Indeed, creating cash cows in the name of the greater good is the essence of the Pentagon’s game. My 28 years experience in the Pentagon made me quite familiar with the steps needed to create the financial equivalent of a self-licking ice cream cone: (1) Inflate a threat to scare the bejeezus out of the people and induce politicians to unleash a torrent of publicly-funded money; (2) then, front-load a solution to neutralize that threat by overstating its benefits, understating its costs, and downplaying the uncertainties surrounding what is at best a poorly understood course of action; and then, (3) politically engineer a social safety net by spreading the money (grants and contracts) around the polity to lock in the constituent dependencies needed to keep the money flowing after the inevitable problems begin to surface.

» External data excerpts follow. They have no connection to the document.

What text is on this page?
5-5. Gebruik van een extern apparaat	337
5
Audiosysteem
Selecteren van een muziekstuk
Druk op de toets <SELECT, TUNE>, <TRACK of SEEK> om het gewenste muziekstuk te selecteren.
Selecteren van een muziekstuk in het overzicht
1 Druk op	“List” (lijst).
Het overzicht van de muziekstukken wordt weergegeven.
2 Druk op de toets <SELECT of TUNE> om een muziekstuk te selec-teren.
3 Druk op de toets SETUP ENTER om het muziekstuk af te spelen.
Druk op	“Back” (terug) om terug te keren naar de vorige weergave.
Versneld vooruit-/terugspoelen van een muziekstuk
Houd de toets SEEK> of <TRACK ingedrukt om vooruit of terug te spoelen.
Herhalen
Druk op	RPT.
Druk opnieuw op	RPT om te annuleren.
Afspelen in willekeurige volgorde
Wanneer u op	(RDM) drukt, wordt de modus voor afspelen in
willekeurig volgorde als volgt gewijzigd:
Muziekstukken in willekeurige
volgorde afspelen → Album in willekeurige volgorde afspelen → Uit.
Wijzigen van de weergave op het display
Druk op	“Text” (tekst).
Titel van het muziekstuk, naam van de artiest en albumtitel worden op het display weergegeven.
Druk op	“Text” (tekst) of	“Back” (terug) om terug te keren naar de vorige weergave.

Incidentally, the geo-engineering game, if publicly funded, will be manna from heaven for the US hi-tech weapons industry, which cannot compete commercially, but is in need of diversification, because of marginal cutbacks in the rate of future growth in the Pentagon’s budget. You can bet what little is left of your IRA that defense mega-giants like Boeing, Lockheed Martin, and Northrup Grumman will be attracted to the cash flow potential of geo-engineering like flies to honey, should a serious geo-engineering effort begin to materialize.
Speaking of the similarities between the advocates of geo-engineering to the inhabitants of the Pentagon and the defense industry — consider, as an example, the resemblance of using computer simulations to cope with the uncertainties of geo-engineering to the use of computer simulations in the now deeply troubled F-35 Joint Strike Fighter program. Bear in mind, the Pentagon wrote the script for basing high-cost decisions with long term consequences on highly complex, poorly-understood computer driven simulations, while short-shrifting testing. It has more experience in modeling than just about any organization in the world. It began cost-effectiveness modeling on computers in the mid 1960s and has continued with increasing intensity ever since. Nevertheless, the unfolding debacle of the F-35 has taken these kinds of simulations to a new level of disaster: No less an authority that Frank Kendall, the acting Under Secretary of Defense for Acquisition said recently that the F-35 program was started with the idea of putting it into production before it was fully tested under “the optimistic prediction that we were good enough at modeling and simulation that we would not find problems in flight test.” … He characterized this decision as “acquisition malpractice” … that … “was wrong, and now we are paying for that.” Of course, Kendall’s use of “we” is a wee bit disingenuous, because it is the taxpayer not the Pentagon who is footing the malpractice bill.
It goes without saying that the uncertainties limiting our understanding of our ability to model the future consequences of a decision to design and produce the F-35 are trivial compared to those of geo-engineering the entire climate system. But humility is not in order, because geo-engineers, like milcrats and defense contractors, will be spending other people’s money.